Но с того дня Гвенвифар возненавидела меня; и я горько об этом жалела, потому что все-таки любила ее, на свой лад. Но, кажется, ненависть Гвенвифар не распространилась на ее родственницу; она послала Элейне к рождению сына богатый подарок и серебряный кубок, и когда Элейна окрестила мальчика Галахадом, в честь отца, королева вызвалась быть ему крестной матерью и поклялась, что если она так и не подарит Артуру сына, королевство унаследует Галахад. В том же году Гвенвифар объявила, что беременна, но это так ничем и не закончилось, и я подозреваю, что никакой беременности не было, а было одно лишь ее воображение и неутоленное желание иметь ребенка.

Брак Элейны и Ланселета оказался не хуже прочих. В том году на северных границах владений Артура вспыхнула война, и Ланселет редко бывал дома. Подобно многим другим мужьям, он пропадал на войне, наведываясь домой два-три раза в год, чтоб посмотреть, как идут дела в его владениях — Пелинор отдал им замок по соседству с собственным, — получить новые плащи и рубашки, сотканные и вышитые Элейной (после женитьбы на Элейне Ланселет всегда был одет не хуже самого короля), поцеловать сына, а позднее и дочерей, разок-другой переспать с женой и снова уехать.

Элейна всегда казалась счастливой. Не знаю, действительно ли она была счастлива, обретя, подобно некоторым женщинам, истинное счастье в доме и детях, или же ей хотелось чего-то большего, но она продолжала храбро выполнять условия сделки.

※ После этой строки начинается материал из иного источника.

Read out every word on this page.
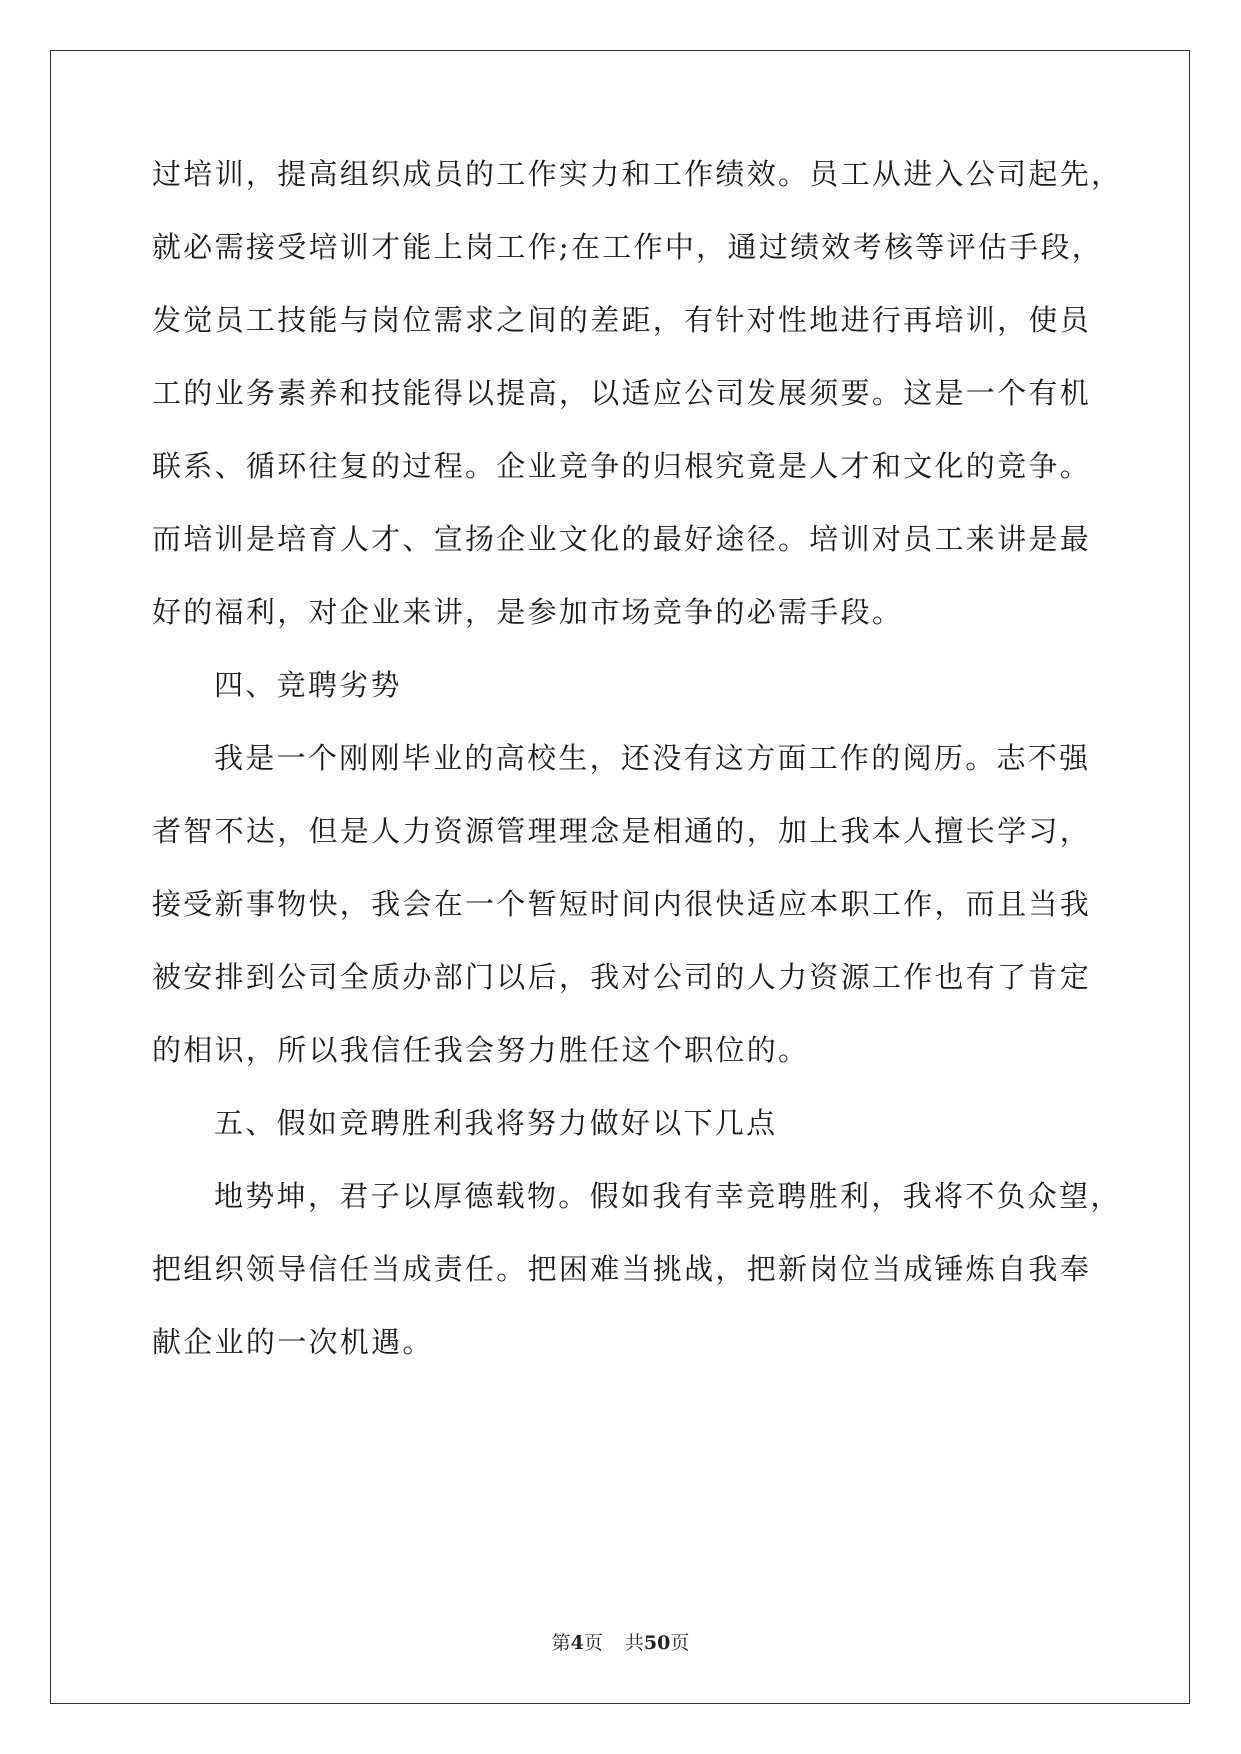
过培训，提高组织成员的工作实力和工作绩效。员工从进入公司起先，

就必需接受培训才能上岗工作;在工作中，通过绩效考核等评估手段，

发觉员工技能与岗位需求之间的差距，有针对性地进行再培训，使员

工的业务素养和技能得以提高，以适应公司发展须要。这是一个有机

联系、循环往复的过程。企业竞争的归根究竟是人才和文化的竞争。

而培训是培育人才、宣扬企业文化的最好途径。培训对员工来讲是最

好的福利，对企业来讲，是参加市场竞争的必需手段。

四、竞聘劣势

我是一个刚刚毕业的高校生，还没有这方面工作的阅历。志不强

者智不达，但是人力资源管理理念是相通的，加上我本人擅长学习，

接受新事物快，我会在一个暂短时间内很快适应本职工作，而且当我

被安排到公司全质办部门以后，我对公司的人力资源工作也有了肯定

的相识，所以我信任我会努力胜任这个职位的。

五、假如竞聘胜利我将努力做好以下几点

地势坤，君子以厚德载物。假如我有幸竞聘胜利，我将不负众望，

把组织领导信任当成责任。把困难当挑战，把新岗位当成锤炼自我奉

献企业的一次机遇。

第4页 共50页
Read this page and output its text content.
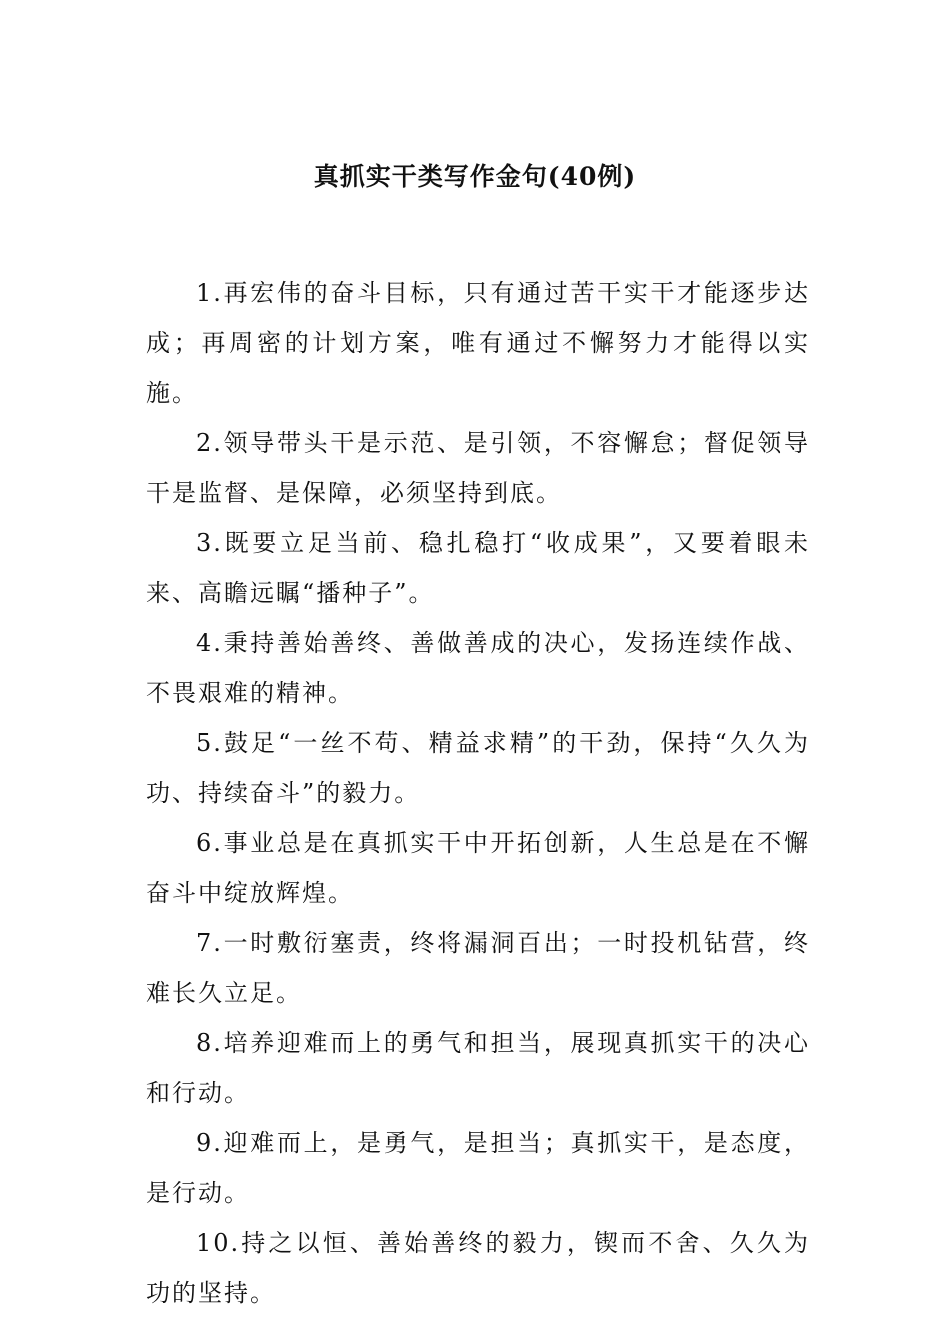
真抓实干类写作金句(40例)

1.再宏伟的奋斗目标，只有通过苦干实干才能逐步达成；再周密的计划方案，唯有通过不懈努力才能得以实施。

2.领导带头干是示范、是引领，不容懈怠；督促领导干是监督、是保障，必须坚持到底。

3.既要立足当前、稳扎稳打“收成果”，又要着眼未来、高瞻远瞩“播种子”。

4.秉持善始善终、善做善成的决心，发扬连续作战、不畏艰难的精神。

5.鼓足“一丝不苟、精益求精”的干劲，保持“久久为功、持续奋斗”的毅力。

6.事业总是在真抓实干中开拓创新，人生总是在不懈奋斗中绽放辉煌。

7.一时敷衍塞责，终将漏洞百出；一时投机钻营，终难长久立足。

8.培养迎难而上的勇气和担当，展现真抓实干的决心和行动。

9.迎难而上，是勇气，是担当；真抓实干，是态度，是行动。

10.持之以恒、善始善终的毅力，锲而不舍、久久为功的坚持。
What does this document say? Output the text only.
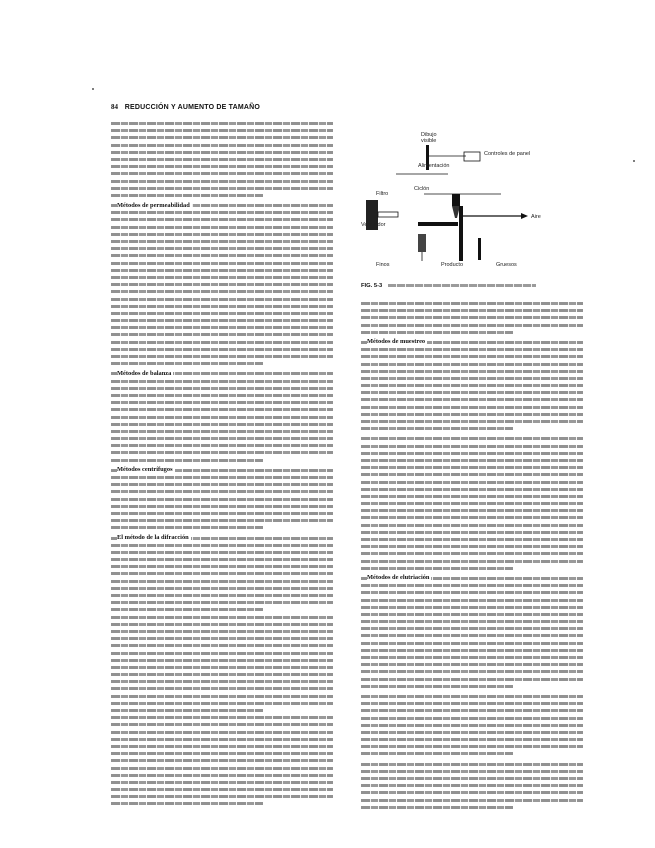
84 REDUCCIÓN Y AUMENTO DE TAMAÑO
Métodos de permeabilidad
Métodos de balanza
Métodos centrífugos
El método de la difracción
Dibujo
visible
Controles de panel
Alimentación
Ciclón
Filtro
Ventilador
Aire
Finos	Producto	Gruesos
FIG. 5-3
Métodos de muestreo
Métodos de elutriación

Что же касается меня, я прожила при дворе еще два года. А затем на Пятидесятницу, когда Элейна понесла второго ребенка, Гвенвифар отомстила мне.

Глава 7

Всякий год в день Пятидесятницы, главного праздника Артура, Гвенвифар просыпалась с первыми лучами солнца. В этот день все соратники, сражавшиеся на стороне Артура, собирались ко двору, и в этом году Ланселет тоже должен был присутствовать…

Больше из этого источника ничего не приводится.